Psychedelics are neither social nor sexual for me, though I keep making the occasional stab, ever since a friend told me that during the climactic moment of a psilocybin-enhanced sexual experience, she hallucinated a flock of butterflies. Maybe I’m in a rut, but lately when I blow my own mind all I want is a mountain stream next to which I might weep uninterrupted in solitude. My interest in public nudity is firmly tied to the presence of water (either very hot or very cold) and my interest in techno music is limited to the Pandora selections of the employees of my climbing gym. It has occurred to me that all of these so-called reasons not to attend Burning Man are just the type of hangups, neuroses and pre-conceived notions that Burning Man is designed to incinerate. And–I was momentarily sold when I was told I could wear a bikini, fur boots and goggles the whole time. But–I’d rather be climbing.

I related all of these concerns to a fellow lone wolf and one-time Burning Man attendee. He smiled, shook his head knowingly and said, “Deep Playa.”

Deep Playa, he said, was place beyond the place, the “there” beyond the there there, the edge, the outside, the empty space. It was the wilderness of the temporary city in the emptiness. The desert’s desert.

Out there, he said, you walked or biked across the sand, and found empty space, or a movie theater with red velvet curtains. It was quiet. You could see all the stars. You could stay out there all night.

So now, when I think of Burning Man, I think of Deep Playa. But at the moment, I am in Long Island, as far from Burning Man as you can get. I’m visiting my parents in the house I grew up in. They are kindly taking me to the beach every few days, first at dawn, today at sunset.

The beach is the best thing about Long Island. I would say that the beach is the only thing about Long Island that I would not like to see non-violently bombed back to its prehistoric state, miraculously without harming anyone, but that seems extreme.

This evening at the beach, we all swam. Then, we walked a little, together. Then I walked on, alone.

One thing I miss since I moved to California is walking for a long time on a warm, sandy beach. Beaches out west are cold, foggy, craggy and rocky. But on Jones Beach, you can walk for miles. The Eastern reaches of Jones Beach State Park are an unofficial gay nude beach. It was on this gay nude beach where, walking with my youngest cousin, when she was about eight, we saw a man with a Prince Albert.

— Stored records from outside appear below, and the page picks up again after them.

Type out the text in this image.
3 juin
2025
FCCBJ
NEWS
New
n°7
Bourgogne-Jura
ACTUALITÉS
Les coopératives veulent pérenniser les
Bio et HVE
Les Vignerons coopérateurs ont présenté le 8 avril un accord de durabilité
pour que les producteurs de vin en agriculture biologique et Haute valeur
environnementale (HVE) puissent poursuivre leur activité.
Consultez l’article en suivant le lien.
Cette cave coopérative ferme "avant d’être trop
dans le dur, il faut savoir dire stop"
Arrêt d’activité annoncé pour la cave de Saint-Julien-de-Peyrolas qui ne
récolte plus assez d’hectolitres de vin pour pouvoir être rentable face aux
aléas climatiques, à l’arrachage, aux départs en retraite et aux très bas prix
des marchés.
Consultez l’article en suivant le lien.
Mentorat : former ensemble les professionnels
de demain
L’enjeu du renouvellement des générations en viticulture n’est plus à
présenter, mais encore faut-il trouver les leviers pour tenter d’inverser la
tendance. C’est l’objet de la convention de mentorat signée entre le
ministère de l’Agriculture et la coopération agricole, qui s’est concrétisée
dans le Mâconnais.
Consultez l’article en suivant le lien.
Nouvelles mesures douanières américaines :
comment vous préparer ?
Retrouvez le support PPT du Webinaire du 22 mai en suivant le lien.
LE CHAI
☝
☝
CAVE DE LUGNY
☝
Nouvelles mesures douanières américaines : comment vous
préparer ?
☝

Further out, the beach was mostly empty, save for the occasional naked man, or pair of naked men, not wholly unlike how I imagined Burning Man would be.

There were odd driftwood structures out here, a few crude teepees. Some of them looked purposeful, others sculptural. I had entered the Deep Playa of Jones Beach.

I was mostly alone on the beach now, save for a shimmering figure here or there on the horizon. Our passing greetings were slight. The borderland is not a friendly place.

Why is it that I am drawn to the edges? As soon as I arrive anywhere, I want to find the place where no one else is.